Der sechsfache Olympiateilnehmer bewertete seine Leistung bei den Olympischen Spielen in Tokio mit sieben von zehn Punkten im Einzel und neun Punkten im Mannschaftswettbewerb.

„Ich habe alle wichtigen Spiele vor dem Finale gewonnen. Im Mannschaftsfinale habe ich eineinhalb Sätze gebraucht, um mich an den Stil von Ma Long zu gewöhnen. Er hatte gute Ideen und spielte fantastisch und mit viel Selbstvertrauen. Jeder Schlag war präzise.“

„Die gesamte deutsche Mannschaft hat eine gute Leistung gezeigt, auch wenn wir im Finale 0:3 verloren haben. Wir müssen anerkennen, dass China das beste Land ist. Wir haben großen Respekt davor, wie stark sie sind“, sagte Boll.

Nach dem Gewinn zahlreicher Titel außer Olympia-Gold bedauerte Boll, manchmal auf der olympischen Bühne gute Gelegenheiten nicht genutzt zu haben.

„Vielleicht habe ich ein bisschen mehr Druck verspürt, vor allem in schwierigen Spielen, wenn man die Kontrolle verliert“, sagte Boll. „Manchmal hatte ich meine Chancen, aber ich habe sie einfach nicht genutzt. Meine Gegner haben immer besser gespielt als ich. Ich kann nicht sagen, dass ich nicht alles gegeben habe.“

Als Beispiel nannte er die Olympischen Spiele 2004 in Athen. Er erhielt eine günstige Auslosung, verlor aber im Viertelfinale gegen die schwedische Legende Jan-Ove Waldner. „Ich habe ihn drei Wochen zuvor geschlagen, aber drei Wochen später, bei den Olympischen Spielen, habe ich gegen ihn verloren.“

Im Team mit Dimitrij Ovtcharov, dem Bronzemedaillengewinner im Herreneinzel von Tokio, freute sich Boll, weitere starke Spieler im deutschen Team zu sehen. Ovtcharov verlor im Einzel-Halbfinale mit 3:4 gegen Ma Long und Boll feuerte seinen Teamkollegen in der Halle an.

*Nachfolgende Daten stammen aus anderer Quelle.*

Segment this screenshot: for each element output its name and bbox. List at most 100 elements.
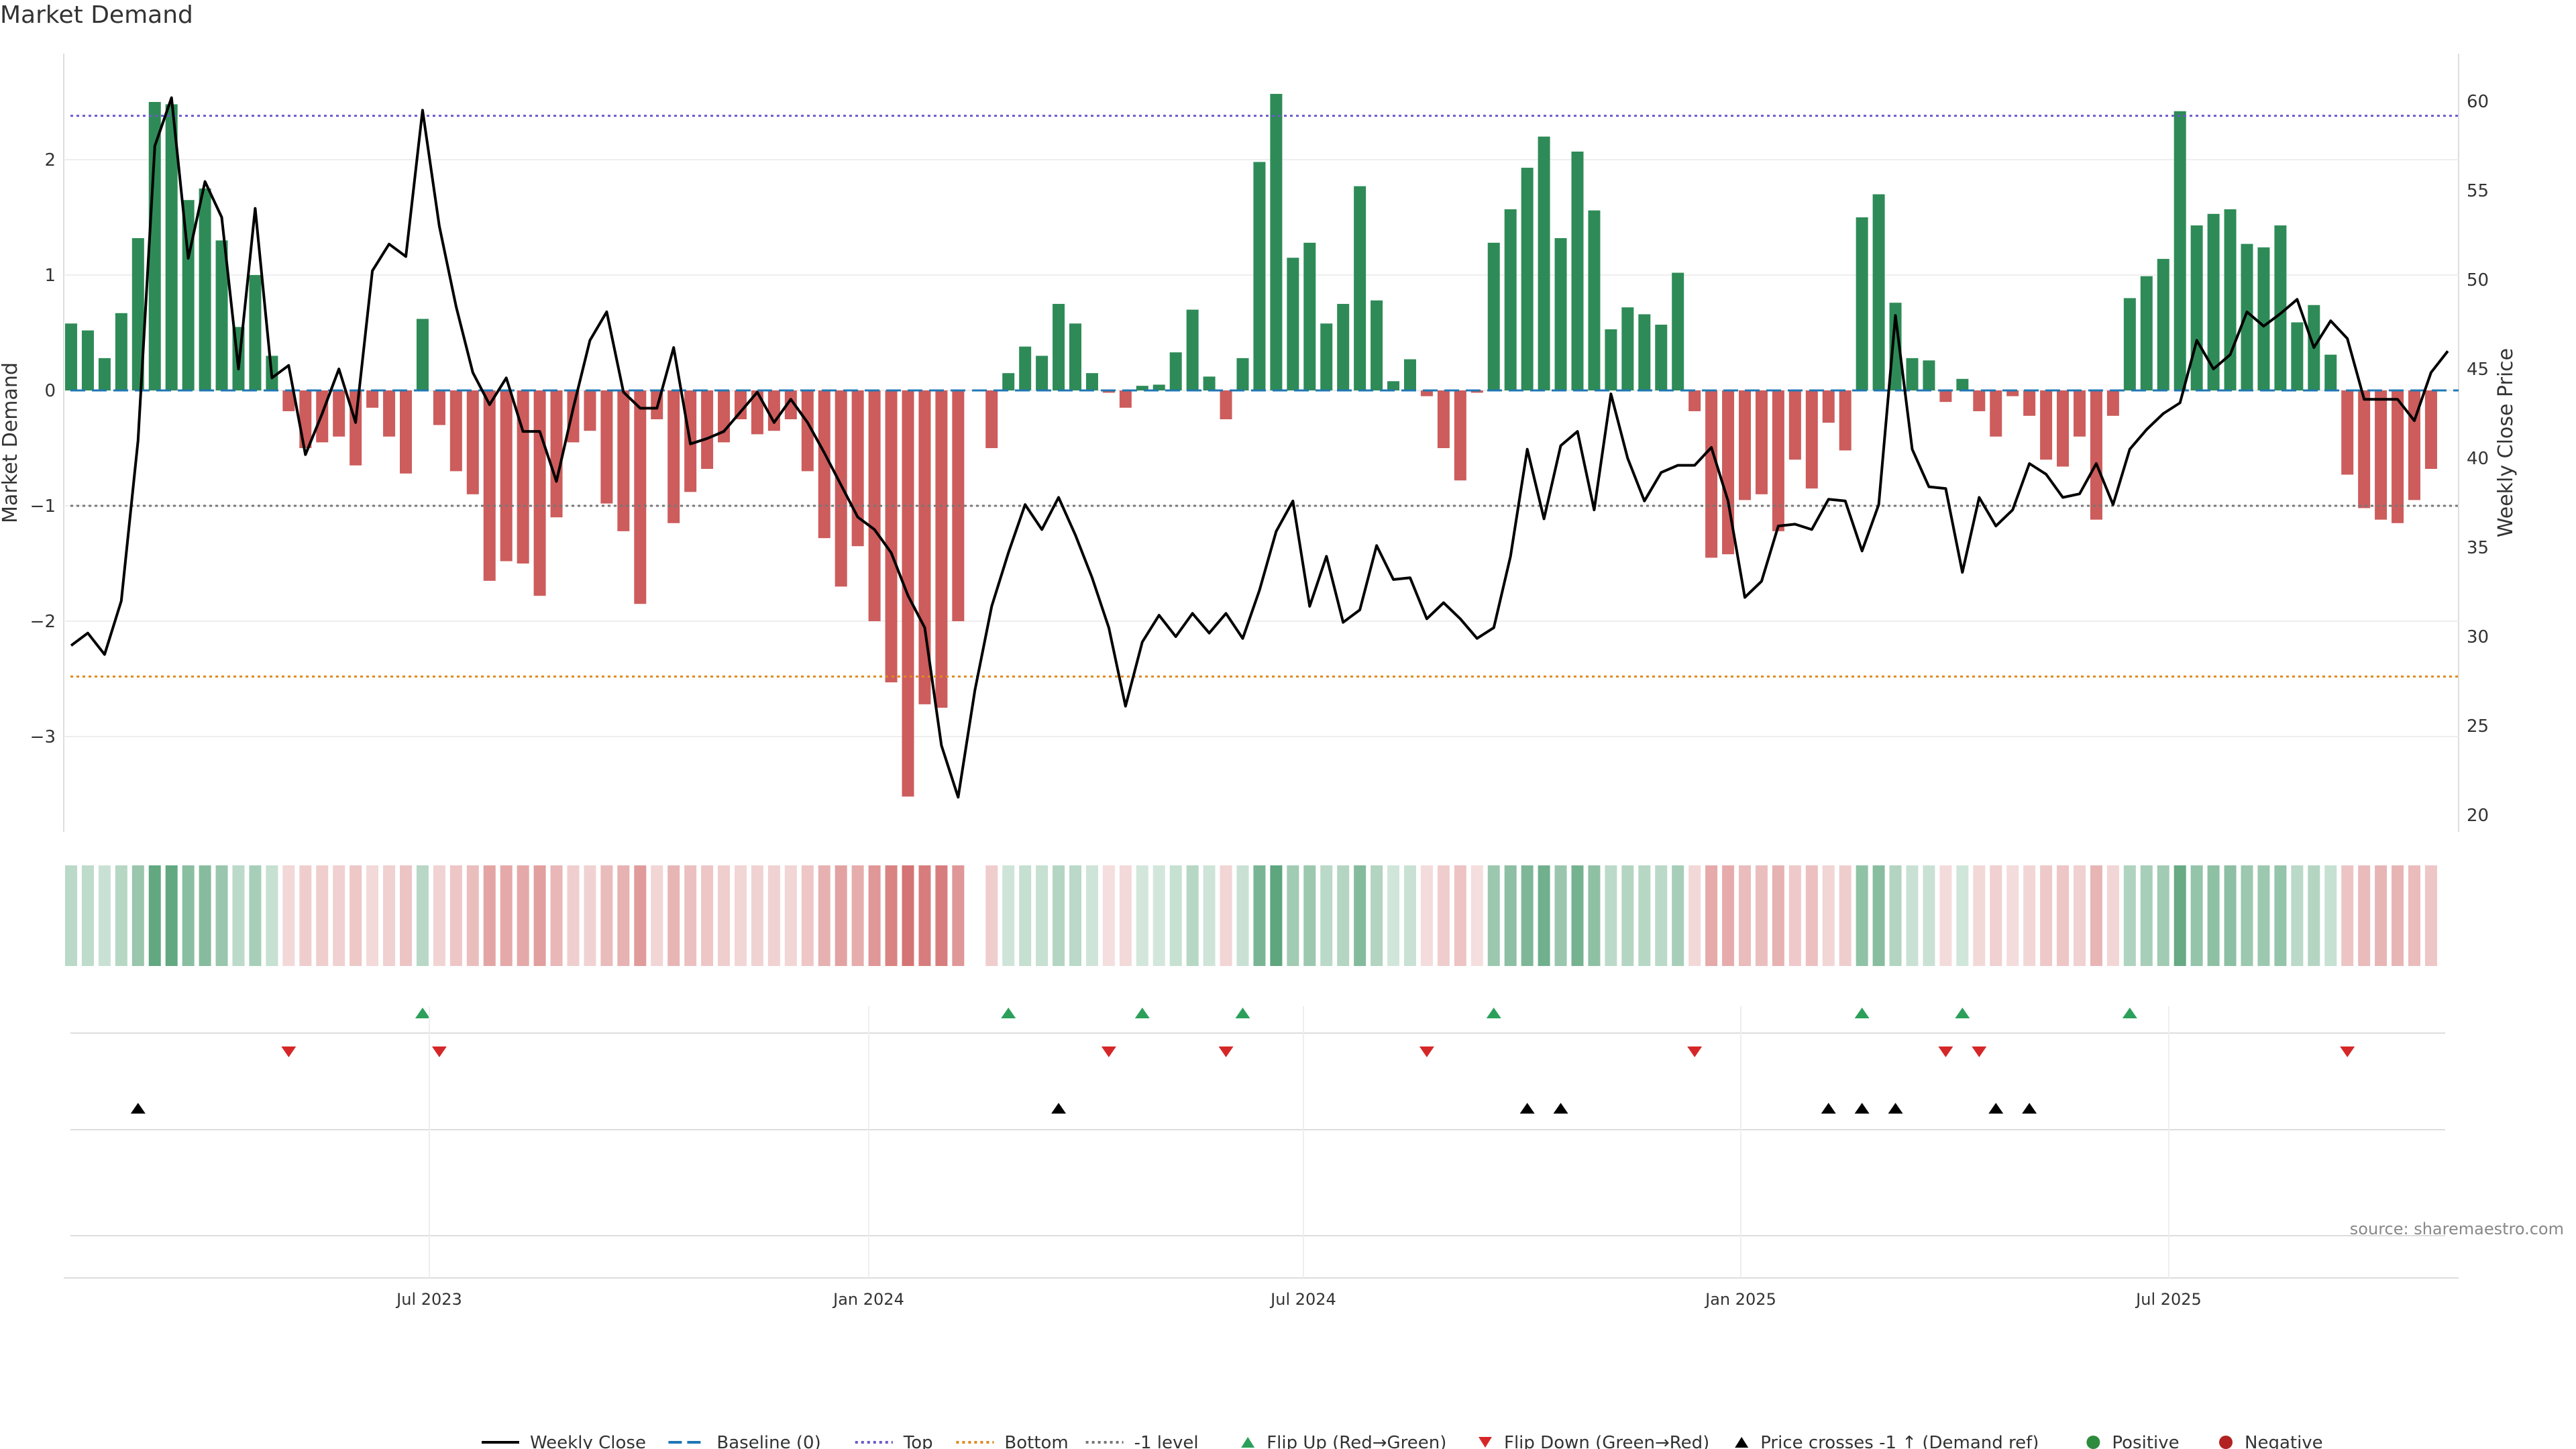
heat-strip-cell [533, 865, 546, 966]
demand-bar [667, 390, 680, 523]
demand-bar [918, 390, 931, 704]
heat-strip-cell [2207, 865, 2220, 966]
heat-strip-cell [1588, 865, 1601, 966]
heat-strip-cell [1621, 865, 1634, 966]
demand-bar [2074, 390, 2086, 437]
demand-bar [466, 390, 479, 494]
heat-strip-cell [1002, 865, 1015, 966]
heat-strip-cell [466, 865, 479, 966]
demand-bar [1973, 390, 1986, 411]
demand-bar [1136, 386, 1148, 390]
heat-strip-cell [1739, 865, 1751, 966]
y-left-tick-label: −3 [30, 727, 56, 747]
demand-bar [2375, 390, 2387, 520]
demand-bar [1085, 373, 1098, 390]
heat-strip-cell [1923, 865, 1935, 966]
demand-bar [517, 390, 529, 564]
flip-down-marker [2340, 1046, 2355, 1057]
heat-strip-cell [701, 865, 714, 966]
heat-strip-cell [567, 865, 580, 966]
legend-item: -1 level [1085, 1433, 1199, 1449]
heat-strip-cell [483, 865, 496, 966]
legend-item: Flip Down (Green→Red) [1479, 1433, 1709, 1449]
heat-strip-cell [2090, 865, 2102, 966]
demand-bar [1454, 390, 1466, 481]
heat-strip-cell [1220, 865, 1232, 966]
demand-bar [215, 240, 228, 390]
heat-strip-cell [1638, 865, 1651, 966]
demand-bar [65, 323, 77, 390]
legend-label: Bottom [1004, 1433, 1068, 1449]
demand-bar [1169, 352, 1182, 390]
heat-strip-cell [2106, 865, 2119, 966]
heat-strip-cell [1236, 865, 1249, 966]
demand-bar [1069, 323, 1081, 390]
heat-strip-cell [1722, 865, 1735, 966]
heat-strip-cell [1136, 865, 1148, 966]
heat-strip-cell [918, 865, 931, 966]
heat-strip-cell [1186, 865, 1199, 966]
demand-bar [584, 390, 596, 431]
flip-down-marker [1972, 1046, 1987, 1057]
heat-strip-cell [1420, 865, 1433, 966]
heat-strip-cell [1320, 865, 1333, 966]
y-left-tick-label: 2 [44, 150, 56, 170]
demand-bar [1906, 358, 1919, 390]
y-right-tick-label: 60 [2467, 92, 2489, 112]
heat-strip-cell [1337, 865, 1350, 966]
demand-bar [1404, 359, 1416, 390]
demand-bar [767, 390, 780, 431]
demand-bar [1521, 168, 1534, 391]
flip-down-marker [431, 1046, 447, 1057]
demand-bar [2358, 390, 2371, 508]
demand-bar [282, 390, 295, 411]
heat-strip-cell [2074, 865, 2086, 966]
demand-bar [2040, 390, 2053, 460]
demand-bar [1320, 323, 1333, 390]
demand-bar [2106, 390, 2119, 416]
legend-swatch [2086, 1436, 2100, 1449]
demand-bar [784, 390, 797, 419]
demand-bar [1856, 217, 1868, 390]
heat-strip-cell [2308, 865, 2320, 966]
y-right-tick-label: 45 [2467, 360, 2489, 380]
demand-bar [634, 390, 647, 604]
legend-item: Baseline (0) [668, 1433, 821, 1449]
heat-strip-cell [1303, 865, 1316, 966]
demand-bar [2207, 213, 2220, 390]
heat-strip-cell [400, 865, 412, 966]
heat-strip-cell [801, 865, 814, 966]
heat-strip-cell [1839, 865, 1851, 966]
heat-strip-cell [634, 865, 647, 966]
demand-bar [1287, 258, 1299, 390]
flip-down-marker [1938, 1046, 1953, 1057]
demand-bar [115, 313, 127, 390]
demand-bar [249, 275, 262, 390]
heat-strip-cell [249, 865, 262, 966]
legend-label: Weekly Close [530, 1433, 646, 1449]
heat-strip-cell [684, 865, 697, 966]
heat-strip-cell [1956, 865, 1969, 966]
heat-strip-cell [818, 865, 830, 966]
demand-bar [835, 390, 847, 587]
x-tick-label: Jan 2025 [1704, 1290, 1776, 1309]
heat-strip-cell [1437, 865, 1450, 966]
heat-strip-cell [1655, 865, 1668, 966]
heat-strip-cell [1169, 865, 1182, 966]
heat-strip-cell [1036, 865, 1049, 966]
legend-item: Flip Up (Red→Green) [1241, 1433, 1446, 1449]
heat-strip-cell [835, 865, 847, 966]
demand-bar [1772, 390, 1784, 531]
heat-strip-cell [1287, 865, 1299, 966]
heat-strip-cell [517, 865, 529, 966]
demand-bar [1102, 390, 1115, 393]
y-right-label: Weekly Close Price [2494, 348, 2518, 537]
price-cross-marker [1051, 1103, 1067, 1114]
heat-strip-cell [2174, 865, 2186, 966]
demand-bar [131, 237, 144, 390]
demand-bar [1236, 358, 1249, 390]
legend-label: Flip Down (Green→Red) [1504, 1433, 1709, 1449]
legend-item: Price crosses -1 ↑ (Demand ref) [1735, 1433, 2039, 1449]
legend-label: Negative [2245, 1433, 2323, 1449]
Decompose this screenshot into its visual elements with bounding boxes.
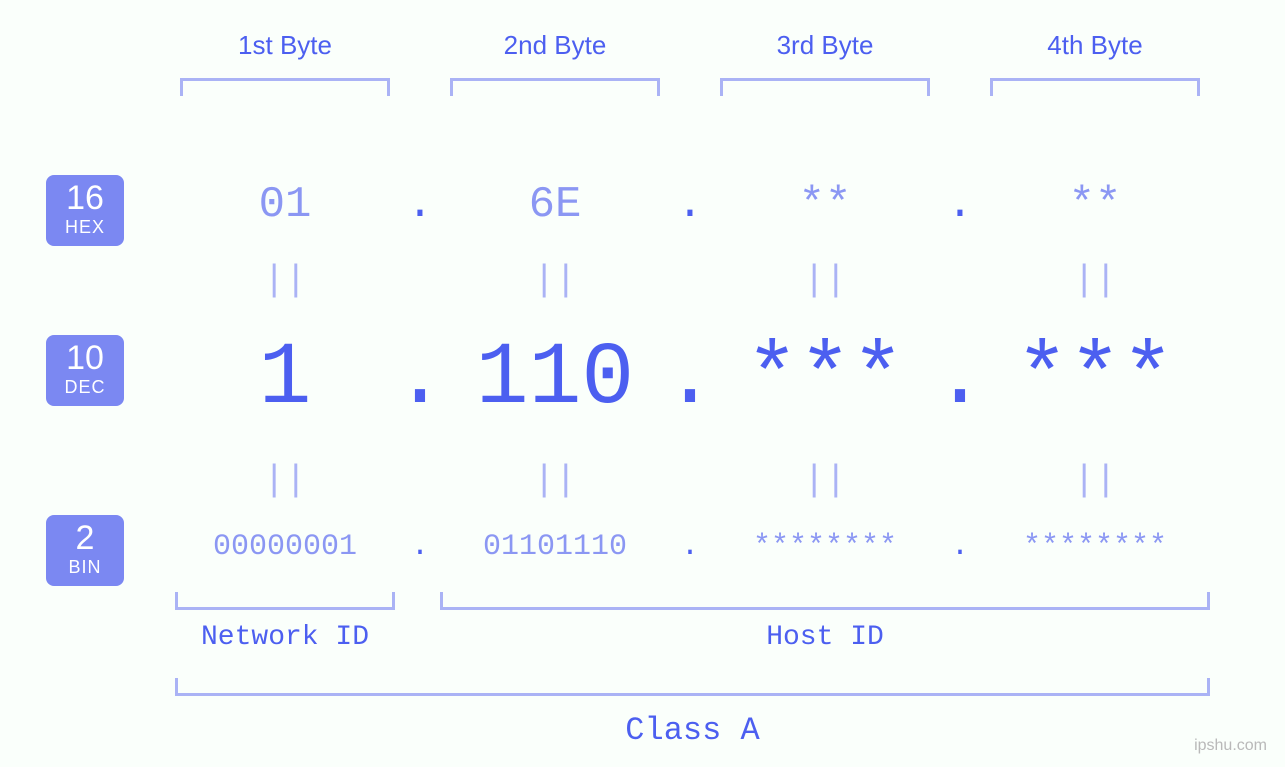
eq-hex-2: ||: [450, 260, 660, 301]
dec-byte-4: ***: [990, 330, 1200, 429]
base-badge-dec-num: 10: [46, 341, 124, 375]
dec-byte-2: 110: [450, 330, 660, 429]
class-label: Class A: [175, 712, 1210, 749]
base-badge-bin: 2 BIN: [46, 515, 124, 586]
host-label: Host ID: [440, 622, 1210, 653]
byte-header-1: 1st Byte: [180, 30, 390, 61]
base-badge-bin-num: 2: [46, 521, 124, 555]
byte-header-2: 2nd Byte: [450, 30, 660, 61]
host-bracket: [440, 592, 1210, 610]
top-bracket-3: [720, 78, 930, 96]
eq-hex-3: ||: [720, 260, 930, 301]
dec-byte-3: ***: [720, 330, 930, 429]
diagram-canvas: 1st Byte 2nd Byte 3rd Byte 4th Byte 16 H…: [0, 0, 1285, 767]
base-badge-dec-txt: DEC: [46, 377, 124, 398]
bin-dot-2: .: [660, 530, 720, 564]
eq-bin-2: ||: [450, 460, 660, 501]
hex-row: 01 . 6E . ** . **: [160, 180, 1220, 230]
bin-byte-1: 00000001: [180, 530, 390, 564]
hex-byte-4: **: [990, 180, 1200, 230]
base-badge-dec: 10 DEC: [46, 335, 124, 406]
eq-bin-4: ||: [990, 460, 1200, 501]
dec-byte-1: 1: [180, 330, 390, 429]
network-bracket: [175, 592, 395, 610]
base-badge-hex-txt: HEX: [46, 217, 124, 238]
class-bracket: [175, 678, 1210, 696]
watermark: ipshu.com: [1194, 737, 1267, 755]
eq-hex-4: ||: [990, 260, 1200, 301]
hex-dot-1: .: [390, 180, 450, 230]
bin-byte-2: 01101110: [450, 530, 660, 564]
hex-dot-2: .: [660, 180, 720, 230]
top-bracket-4: [990, 78, 1200, 96]
top-bracket-2: [450, 78, 660, 96]
hex-byte-2: 6E: [450, 180, 660, 230]
bin-byte-4: ********: [990, 530, 1200, 564]
byte-header-3: 3rd Byte: [720, 30, 930, 61]
hex-byte-3: **: [720, 180, 930, 230]
network-label: Network ID: [175, 622, 395, 653]
bin-byte-3: ********: [720, 530, 930, 564]
eq-hex-1: ||: [180, 260, 390, 301]
hex-dot-3: .: [930, 180, 990, 230]
base-badge-hex-num: 16: [46, 181, 124, 215]
base-badge-hex: 16 HEX: [46, 175, 124, 246]
top-bracket-1: [180, 78, 390, 96]
hex-byte-1: 01: [180, 180, 390, 230]
bin-dot-3: .: [930, 530, 990, 564]
byte-header-4: 4th Byte: [990, 30, 1200, 61]
dec-row: 1 . 110 . *** . ***: [160, 330, 1220, 429]
dec-dot-2: .: [660, 330, 720, 429]
bin-row: 00000001 . 01101110 . ******** . *******…: [160, 530, 1220, 564]
bin-dot-1: .: [390, 530, 450, 564]
dec-dot-3: .: [930, 330, 990, 429]
eq-bin-1: ||: [180, 460, 390, 501]
eq-bin-3: ||: [720, 460, 930, 501]
base-badge-bin-txt: BIN: [46, 557, 124, 578]
dec-dot-1: .: [390, 330, 450, 429]
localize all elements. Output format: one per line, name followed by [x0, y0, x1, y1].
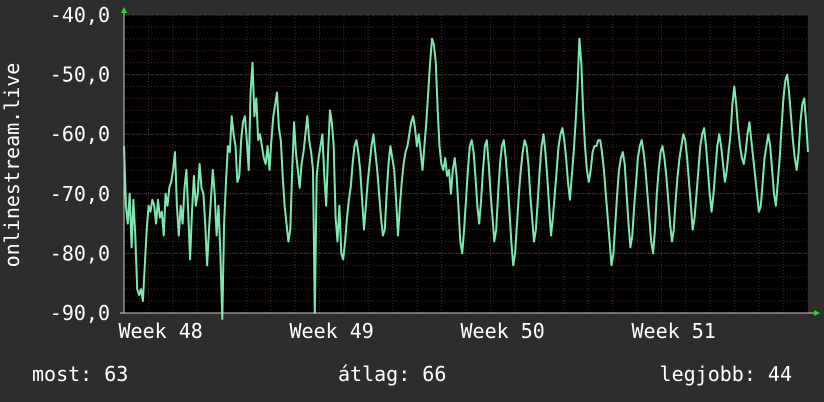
y-tick-label: -80,0 — [50, 241, 110, 265]
y-tick-label: -70,0 — [50, 182, 110, 206]
y-axis-arrow-icon — [121, 7, 127, 13]
y-tick-label: -90,0 — [50, 301, 110, 325]
x-tick-label: Week 51 — [631, 319, 715, 343]
plot-area — [124, 15, 808, 313]
x-tick-label: Week 50 — [460, 319, 544, 343]
x-axis-ticks: Week 48 Week 49 Week 50 Week 51 — [118, 319, 715, 343]
y-tick-label: -40,0 — [50, 3, 110, 27]
y-axis-label: onlinestream.live — [0, 63, 24, 268]
y-tick-label: -60,0 — [50, 122, 110, 146]
stat-current: most: 63 — [32, 362, 129, 386]
x-axis-arrow-icon — [814, 310, 820, 316]
y-axis-ticks: -40,0 -50,0 -60,0 -70,0 -80,0 -90,0 — [50, 3, 110, 325]
series-line — [123, 37, 809, 320]
stat-best: legjobb: 44 — [659, 362, 792, 386]
stat-average: átlag: 66 — [338, 362, 447, 386]
x-tick-label: Week 48 — [118, 319, 202, 343]
x-tick-label: Week 49 — [289, 319, 373, 343]
y-tick-label: -50,0 — [50, 63, 110, 87]
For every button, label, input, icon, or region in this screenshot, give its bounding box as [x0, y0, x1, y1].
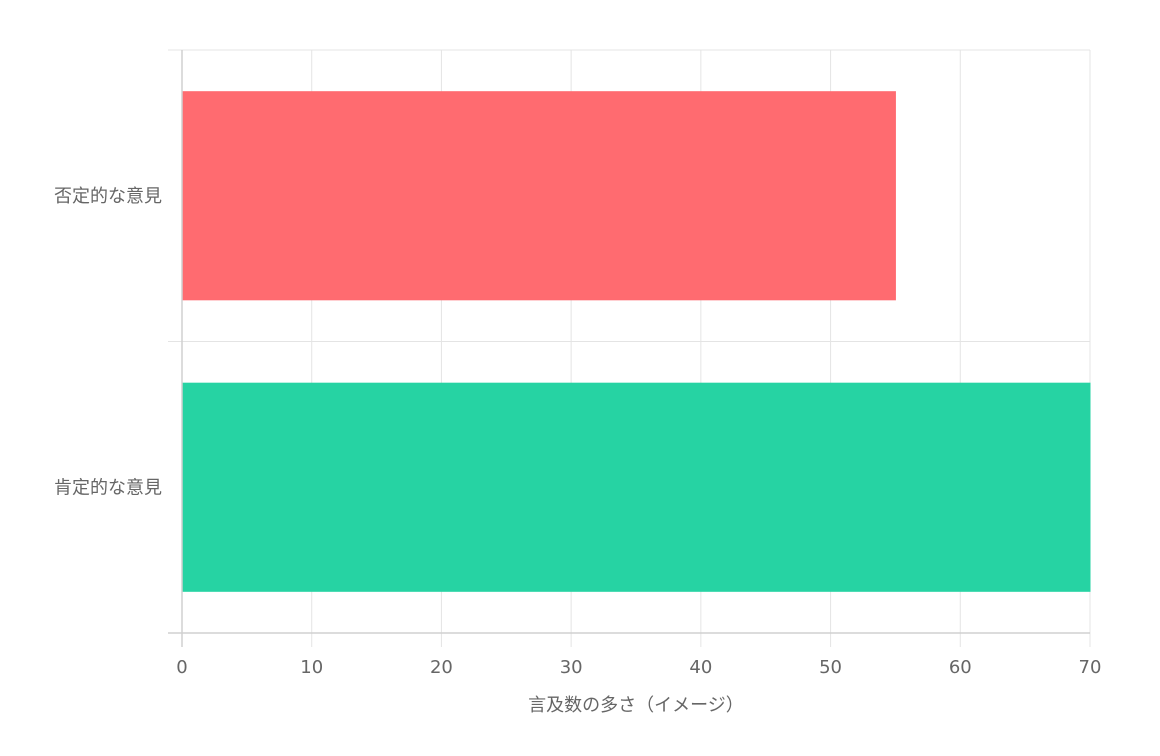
y-tick-label: 肯定的な意見: [54, 477, 162, 498]
x-tick-label: 0: [176, 657, 187, 678]
y-tick-label: 否定的な意見: [54, 186, 162, 207]
x-tick-label: 10: [300, 657, 323, 678]
x-tick-label: 40: [689, 657, 712, 678]
bars: [181, 91, 1091, 592]
x-axis-title: 言及数の多さ（イメージ）: [528, 695, 744, 716]
bar: [181, 91, 896, 301]
x-tick-label: 20: [430, 657, 453, 678]
x-tick-label: 50: [819, 657, 842, 678]
axes: [168, 50, 1090, 647]
x-tick-label: 70: [1079, 657, 1102, 678]
x-tick-label: 30: [560, 657, 583, 678]
x-tick-label: 60: [949, 657, 972, 678]
bar: [181, 382, 1091, 592]
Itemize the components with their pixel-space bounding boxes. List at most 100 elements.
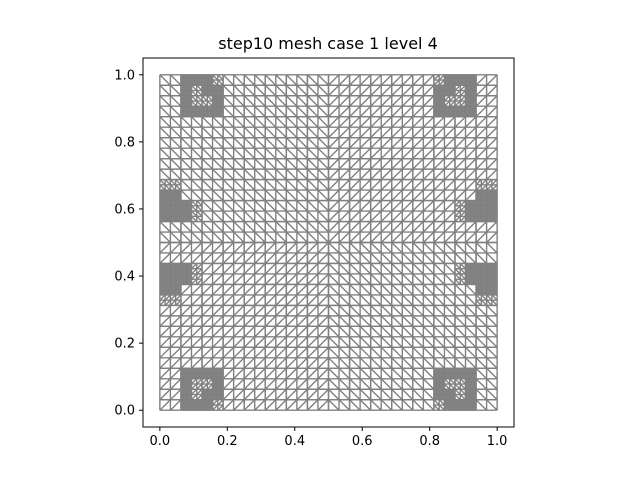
mesh-edge <box>222 74 235 86</box>
mesh-edge <box>185 218 190 223</box>
mesh-edge <box>254 210 266 223</box>
mesh-edge <box>380 336 393 348</box>
mesh-edge <box>391 325 403 338</box>
mesh-edge <box>412 95 424 107</box>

„Er ist 32, aber immer noch viele Jahre jünger als ich, und er wird noch einige Jahre auf höchstem Niveau haben. Er glaubt, dass er mit voller Kraft nach Paris 2024 fahren kann. Ich versuche, mein Niveau zu halten, aber es wird immer schwieriger“, sagte Boll.

Auf eine mögliche siebte Olympia-Teilnahme in drei Jahren angesprochen, nannte Boll kein klares Ziel, sagte aber, dass es definitiv nicht der richtige Zeitpunkt sei, sich jetzt zurückzuziehen. „Ich bin ein Typ Mensch, der nicht zu weit in die Zukunft denkt, vor allem wenn ich 40 bin.“

„Ich genieße jeden Tag, an dem ich Wettkämpfe bestreite und trainiere. Das habe ich mein ganzes Leben lang getan. Es wäre schwer, wegen einer einzigen Verletzung sofort aufzuhören“, sagte Boll.